The backgrounder the recorder’s office has put together notes that a “repudiation statement” can be filed with the recorder’s office about any piece of property, which would just say that that the restrictive covenant is no longer enforceable and is illegal.
The land at 17th and College is also interesting because of whose names appear on the 1912 transaction—Jacob W. Miller as grantor (seller) and Showers Brother Furniture Factory as grantee (purchaser). Those are the two names that give the nearby park its moniker: Miller-Showers Park.
The explainer that the recorder’s office has put together does not point to the names on the documents as the people who necessarily authored a covenant—it’s a kind of restriction that runs with the land and gets passed along with each property transfer over time.
But the background material provided by the recorder’s office does point out: “Many of these folks were lawyers, businessmen, teachers, state representatives, administrators, quarrymen, lumbermen, and long-established residents of the county.”
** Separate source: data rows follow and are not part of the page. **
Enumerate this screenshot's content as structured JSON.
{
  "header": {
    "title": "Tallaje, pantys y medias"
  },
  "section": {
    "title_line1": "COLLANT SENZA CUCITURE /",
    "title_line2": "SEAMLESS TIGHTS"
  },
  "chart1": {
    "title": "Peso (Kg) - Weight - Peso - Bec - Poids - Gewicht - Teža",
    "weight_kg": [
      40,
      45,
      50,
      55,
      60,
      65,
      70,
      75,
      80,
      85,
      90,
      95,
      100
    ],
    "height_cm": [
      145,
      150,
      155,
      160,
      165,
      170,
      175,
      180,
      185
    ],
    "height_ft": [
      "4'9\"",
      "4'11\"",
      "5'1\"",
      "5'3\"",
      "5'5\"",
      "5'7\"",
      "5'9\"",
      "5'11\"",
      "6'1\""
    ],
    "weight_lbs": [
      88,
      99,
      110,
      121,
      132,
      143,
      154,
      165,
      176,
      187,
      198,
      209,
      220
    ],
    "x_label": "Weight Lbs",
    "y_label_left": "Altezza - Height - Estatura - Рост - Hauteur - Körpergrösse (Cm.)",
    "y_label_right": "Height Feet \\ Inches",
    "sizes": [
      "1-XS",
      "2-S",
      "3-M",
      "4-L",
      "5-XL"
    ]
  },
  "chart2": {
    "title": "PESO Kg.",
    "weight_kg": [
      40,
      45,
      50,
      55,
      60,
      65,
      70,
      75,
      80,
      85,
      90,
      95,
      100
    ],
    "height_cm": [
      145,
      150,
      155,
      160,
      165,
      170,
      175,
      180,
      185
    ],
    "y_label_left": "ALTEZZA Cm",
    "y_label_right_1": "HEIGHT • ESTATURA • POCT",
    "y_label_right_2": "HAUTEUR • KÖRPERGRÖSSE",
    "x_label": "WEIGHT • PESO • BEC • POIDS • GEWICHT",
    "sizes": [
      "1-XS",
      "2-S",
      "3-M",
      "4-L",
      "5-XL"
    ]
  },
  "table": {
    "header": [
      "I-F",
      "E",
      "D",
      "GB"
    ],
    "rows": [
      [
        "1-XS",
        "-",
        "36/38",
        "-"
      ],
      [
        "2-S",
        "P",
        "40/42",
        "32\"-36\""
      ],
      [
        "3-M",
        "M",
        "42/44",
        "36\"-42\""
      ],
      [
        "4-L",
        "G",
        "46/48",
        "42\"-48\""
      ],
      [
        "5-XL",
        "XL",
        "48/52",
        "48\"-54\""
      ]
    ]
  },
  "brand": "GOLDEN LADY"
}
Listed as grantor in 14 of the records on the map is Carl Eigenmann, professor of zoology at Indiana University in the 1880s through he early 1910s. The dormitory on the east side of campus is named after him.
In 8 of the 14 records with Eigenmann’s name as grantor,
the grantee is listed as William Lowe Bryan, who was named Indiana University president in 1902. Bryan Park is named after him.